The most successful people in any society are those who take the longest time period into consideration when making their day-to-day decisions. This insight comes from the pioneering work on upward financial mobility in America conducted by Dr. Edward Banfield of Harvard University in the late 1950's and early 1960's. After studying many of the factors that were thought to contribute to individual financial success over the course of a person's lifetime, he concluded that there was one primary factor that took precedence over all the others. He called it “time perspective.”
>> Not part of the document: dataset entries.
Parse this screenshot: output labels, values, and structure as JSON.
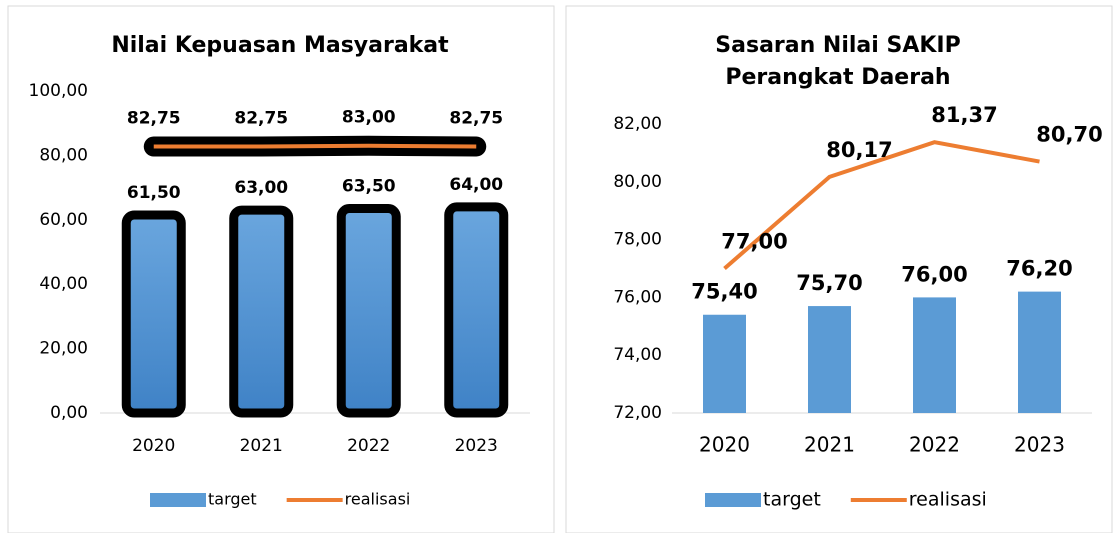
{
  "chart_data": [
    {
      "type": "combo",
      "title": [
        "Nilai Kepuasan Masyarakat"
      ],
      "categories": [
        "2020",
        "2021",
        "2022",
        "2023"
      ],
      "ylim": [
        0,
        100
      ],
      "yticks": [
        {
          "value": 0,
          "label": "0,00"
        },
        {
          "value": 20,
          "label": "20,00"
        },
        {
          "value": 40,
          "label": "40,00"
        },
        {
          "value": 60,
          "label": "60,00"
        },
        {
          "value": 80,
          "label": "80,00"
        },
        {
          "value": 100,
          "label": "100,00"
        }
      ],
      "legend": "bottom",
      "outline": true,
      "series": [
        {
          "name": "target",
          "kind": "bar",
          "color": "#5b9bd5",
          "values": [
            61.5,
            63,
            63.5,
            64
          ],
          "value_labels": [
            "61,50",
            "63,00",
            "63,50",
            "64,00"
          ]
        },
        {
          "name": "realisasi",
          "kind": "line",
          "color": "#ed7d31",
          "values": [
            82.75,
            82.75,
            83,
            82.75
          ],
          "value_labels": [
            "82,75",
            "82,75",
            "83,00",
            "82,75"
          ]
        }
      ]
    },
    {
      "type": "combo",
      "title": [
        "Sasaran Nilai SAKIP",
        "Perangkat Daerah"
      ],
      "categories": [
        "2020",
        "2021",
        "2022",
        "2023"
      ],
      "ylim": [
        72,
        82
      ],
      "yticks": [
        {
          "value": 72,
          "label": "72,00"
        },
        {
          "value": 74,
          "label": "74,00"
        },
        {
          "value": 76,
          "label": "76,00"
        },
        {
          "value": 78,
          "label": "78,00"
        },
        {
          "value": 80,
          "label": "80,00"
        },
        {
          "value": 82,
          "label": "82,00"
        }
      ],
      "legend": "bottom",
      "outline": false,
      "series": [
        {
          "name": "target",
          "kind": "bar",
          "color": "#5b9bd5",
          "values": [
            75.4,
            75.7,
            76,
            76.2
          ],
          "value_labels": [
            "75,40",
            "75,70",
            "76,00",
            "76,20"
          ]
        },
        {
          "name": "realisasi",
          "kind": "line",
          "color": "#ed7d31",
          "values": [
            77,
            80.17,
            81.37,
            80.7
          ],
          "value_labels": [
            "77,00",
            "80,17",
            "81,37",
            "80,70"
          ]
        }
      ]
    }
  ]
}
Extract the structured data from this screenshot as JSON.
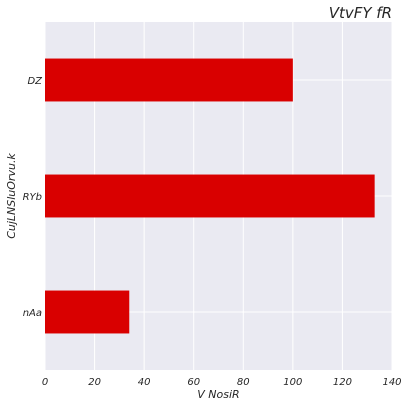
{
  "colors": {
    "bar": "#d90000",
    "plot_background": "#eaeaf2",
    "grid": "#ffffff"
  },
  "chart_data": {
    "type": "bar",
    "orientation": "horizontal",
    "title": "VtvFY fR",
    "xlabel": "V NosiR",
    "ylabel": "CujLNSluOrvu.k",
    "categories": [
      "DZ",
      "RYb",
      "nAa"
    ],
    "values": [
      100,
      133,
      34
    ],
    "xlim": [
      0,
      140
    ],
    "xticks": [
      0,
      20,
      40,
      60,
      80,
      100,
      120,
      140
    ],
    "grid": true,
    "legend": "none"
  }
}
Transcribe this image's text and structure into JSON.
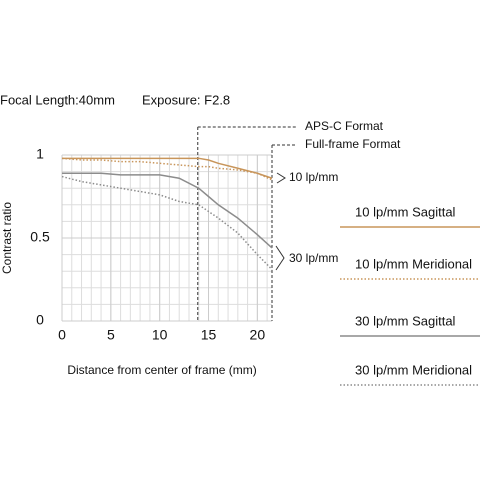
{
  "chart_data": {
    "type": "line",
    "header": [
      "Focal Length:40mm",
      "Exposure: F2.8"
    ],
    "x_label": "Distance from center of frame (mm)",
    "y_label": "Contrast ratio",
    "x": [
      0,
      2,
      4,
      6,
      8,
      10,
      12,
      14,
      15,
      16,
      18,
      20,
      21.5
    ],
    "series": [
      {
        "name": "10 lp/mm Sagittal",
        "color": "#c8955a",
        "dashed": false,
        "values": [
          0.98,
          0.98,
          0.98,
          0.98,
          0.98,
          0.98,
          0.98,
          0.98,
          0.97,
          0.95,
          0.92,
          0.89,
          0.86
        ]
      },
      {
        "name": "10 lp/mm Meridional",
        "color": "#c8955a",
        "dashed": true,
        "values": [
          0.98,
          0.97,
          0.97,
          0.96,
          0.96,
          0.95,
          0.94,
          0.93,
          0.93,
          0.92,
          0.91,
          0.89,
          0.85
        ]
      },
      {
        "name": "30 lp/mm Sagittal",
        "color": "#8c8c8c",
        "dashed": false,
        "values": [
          0.89,
          0.89,
          0.89,
          0.88,
          0.88,
          0.88,
          0.86,
          0.8,
          0.75,
          0.7,
          0.62,
          0.52,
          0.44
        ]
      },
      {
        "name": "30 lp/mm Meridional",
        "color": "#8c8c8c",
        "dashed": true,
        "values": [
          0.87,
          0.84,
          0.82,
          0.8,
          0.78,
          0.76,
          0.72,
          0.7,
          0.66,
          0.62,
          0.53,
          0.4,
          0.31
        ]
      }
    ],
    "xlim": [
      0,
      21.5
    ],
    "ylim": [
      0,
      1
    ],
    "xticks": [
      0,
      5,
      10,
      15,
      20
    ],
    "yticks": [
      0,
      0.5,
      1
    ],
    "grid": true,
    "x_minor_step": 1,
    "y_minor_step": 0.1,
    "formats": [
      {
        "text": "APS-C Format",
        "x": 13.9
      },
      {
        "text": "Full-frame Format",
        "x": 21.5
      }
    ],
    "group_labels": [
      "10 lp/mm",
      "30 lp/mm"
    ]
  }
}
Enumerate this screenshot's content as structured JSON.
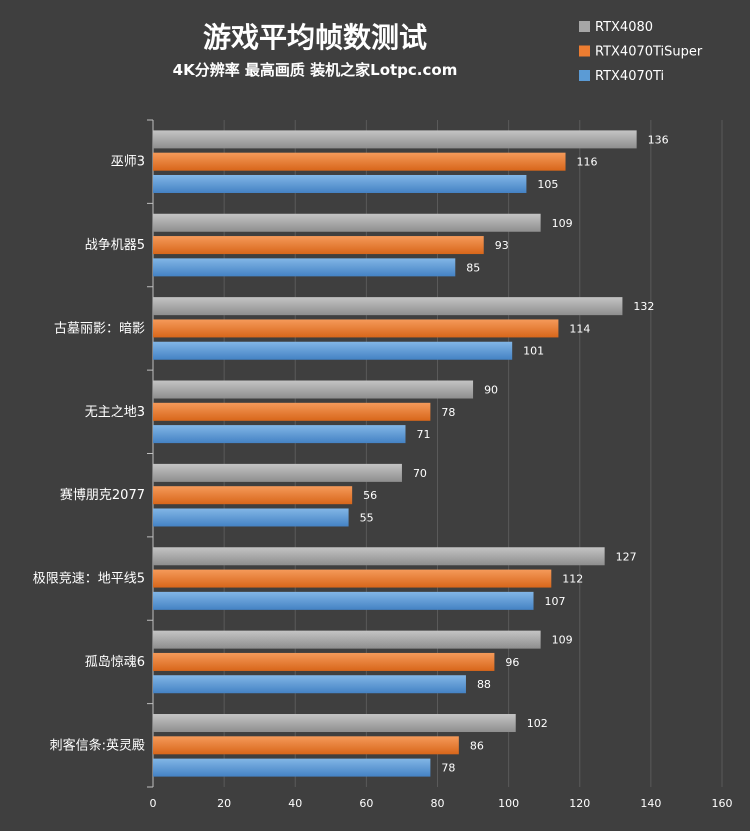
{
  "chart_data": {
    "type": "bar",
    "orientation": "horizontal",
    "title": "游戏平均帧数测试",
    "subtitle": "4K分辨率 最高画质 装机之家Lotpc.com",
    "categories": [
      "巫师3",
      "战争机器5",
      "古墓丽影：暗影",
      "无主之地3",
      "赛博朋克2077",
      "极限竞速：地平线5",
      "孤岛惊魂6",
      "刺客信条:英灵殿"
    ],
    "series": [
      {
        "name": "RTX4080",
        "color": "#a6a6a6",
        "values": [
          136,
          109,
          132,
          90,
          70,
          127,
          109,
          102
        ]
      },
      {
        "name": "RTX4070TiSuper",
        "color": "#ed7d31",
        "values": [
          116,
          93,
          114,
          78,
          56,
          112,
          96,
          86
        ]
      },
      {
        "name": "RTX4070Ti",
        "color": "#5b9bd5",
        "values": [
          105,
          85,
          101,
          71,
          55,
          107,
          88,
          78
        ]
      }
    ],
    "xlim": [
      0,
      160
    ],
    "xticks": [
      0,
      20,
      40,
      60,
      80,
      100,
      120,
      140,
      160
    ],
    "grid": true,
    "legend": "top-right"
  }
}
What Banfield found was that the higher a person rises in any society, the longer the time perspective or time horizon of that person. People at the highest social and economic levels make decisions and sacrifices that may not pay off for many years, sometimes not even in their own lifetimes. They “plant trees under which they will never sit.”
An obvious example of someone with a long time perspective is the man or women who spends ten or twelve years studying and interning to become a doctor. This person takes extraordinarily long time to lay down the foundation for a lifetime career. And partially because we know how long it takes to become a doctor, we hold doctors in the highest esteem of any professional group. We appreciate and admire the sacrifices that they have made in order to be able to practice a profession that is so important to so many of us. We recognize their long time perspectives.
Long Time Perspectives
People with long term perspectives are willing to pay the price of success for a long, long time before they achieve it. They think about the consequences of their choices and decisions in terms of what they might mean in five, ten, fifteen, and even twenty years from now.
Short Time Perspectives
People at the lowest levels of society have the shortest time perspectives. They focus primarily on immediate gratification and often engage in behaviors that are virtually guaranteed to lead to negative consequences in the long term. At the very bottom of the social ladder, you find hopeless alcoholics and drug addicts. These people think in terms of the next drink or the next fix. Their time perspective is often less than one hour.
Delayed Gratification is the Key to Financial Success
Your ability to practice self-mastery, self-control, and self-denial, to sacrifice in the short term so you can enjoy greater rewards in the long term, is the starting point of developing a long time perspective. This attitude is essential to financial achievement of any kind.